A week ago today, Dennis Perry walked out of prison, a free man for the first time in 20 years. Waiting on the other side were his wife, relatives, advocates and the boiled peanuts and sweet tea he’d requested for his first meal. “The work that we face,...
A week ago today, Dennis Perry walked out of prison, a free man for the first time in 20 years. Waiting on the other side were his wife, relatives, advocates and the boiled peanuts and sweet tea he’d requested for his first meal.
“The work that we face, in Georgia in particular, is so challenging. There are so many barriers to getting somebody out of prison based on the grounds of innocence,” Georgia Innocence Project executive director Clare Gilbert said in a social media post last week. “… Days like this are rare, and they're also what keep us going through the rough times.”
Perry, 58, had been serving two life sentences for the 1985 murders of Harold and Thelma Swain at Rising Daughter Church in Waverly. He was released on bond last week after a judge heard about new DNA evidence in the case and overturned his conviction on July 17.
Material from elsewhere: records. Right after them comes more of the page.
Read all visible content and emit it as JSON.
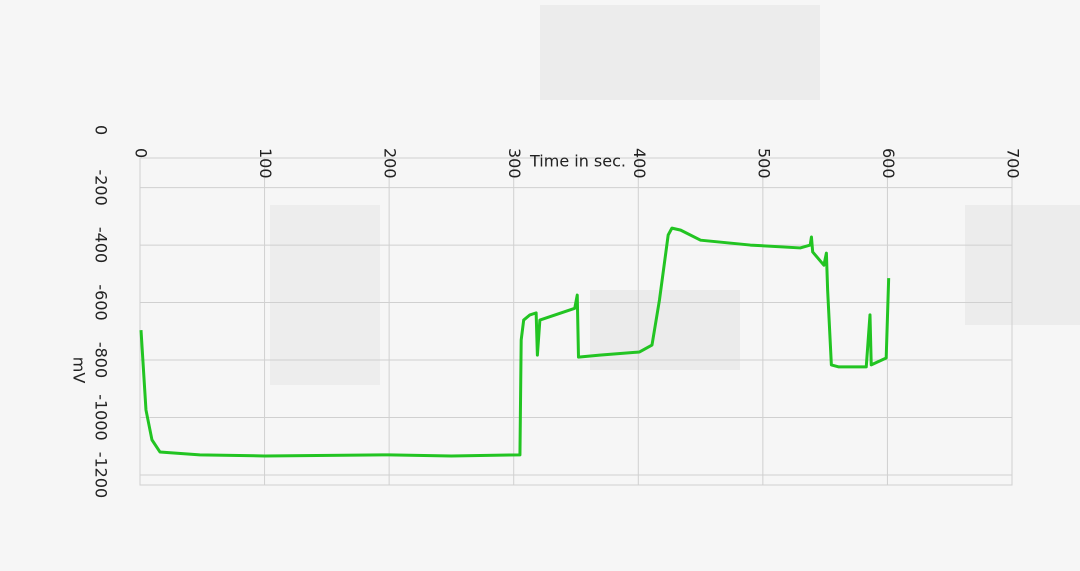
{
  "chart_data": {
    "type": "line",
    "x_label": "Time in sec.",
    "y_label": "mV",
    "xlim": [
      0,
      700
    ],
    "xticks": [
      0,
      100,
      200,
      300,
      400,
      500,
      600,
      700
    ],
    "ylim": [
      -97,
      -1235
    ],
    "yticks": [
      0,
      -200,
      -400,
      -600,
      -800,
      -1000,
      -1200
    ],
    "grid": true,
    "series": [
      {
        "name": "mV",
        "color": "#22c422",
        "x": [
          0.8,
          4.8,
          9.6,
          16,
          48,
          100,
          200,
          250,
          305,
          306,
          308,
          313,
          318,
          319,
          321,
          349,
          351,
          352,
          369,
          401,
          411,
          417,
          424,
          427,
          434,
          450,
          490,
          530,
          538,
          539,
          540,
          549,
          551,
          552,
          555,
          561,
          583,
          586,
          587,
          599,
          601
        ],
        "values": [
          -696,
          -974,
          -1078,
          -1120,
          -1130,
          -1134,
          -1130,
          -1134,
          -1130,
          -730,
          -661,
          -643,
          -636,
          -783,
          -661,
          -620,
          -574,
          -790,
          -783,
          -772,
          -748,
          -591,
          -365,
          -341,
          -348,
          -383,
          -400,
          -410,
          -400,
          -372,
          -424,
          -470,
          -428,
          -557,
          -817,
          -824,
          -824,
          -643,
          -817,
          -793,
          -515
        ]
      }
    ]
  }
}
Perry first wrote the Georgia Innocence Project in 2004, a year after his conviction, but other work on his case hasn’t resulted in significant movement.
He’s free today because project staff and others kept digging, taking another look recently at Erik Sparre who was a suspect in the 1980s. A hair sample from his mom led to DNA testing that showed Sparre — who has not been charged and denies any involvement — fell into the 0.4% of the population that couldn’t be excluded.
The DNA sample came from hair stuck in a pair of glasses — presumably worn by the murderer — that were found at the crime scene. The DNA results excluded Perry and four other suspects but weren’t introduced during his trial.
In the motion for a new trial, Perry’s pro bono attorneys with King & Spalding argued that Perry wouldn’t have been prosecuted if the new DNA evidence had been available earlier.
Superior Court Judge Stephen Scarlett agreed, granting Perry a new trial and overturning his conviction.
“Dennis Perry was convicted of a double murder 18 years after the fact without any physical evidence connecting him to the crime scene,” Scarlett wrote in his order. “Newly discovered DNA evidence links another suspect, whose alibi for the night of the murders may have been fabricated, to the key piece of evidence recovered from the crime scene.”
What happens next depends on the district attorney’s office, which opposed Perry’s motion and argued that the evidence wasn’t significant. The district attorney could appeal Scarlett’s order, dismiss the charges or pursue murder charges again.
District attorney Jackie Johnson has said she’s waiting to see what Georgia Bureau of Investigation agents find now that they’ve reopened the case into the Swains’ murders. GBI is also investigating the death of Gladys Sparre, Erik Sparre’s mom, earlier this month.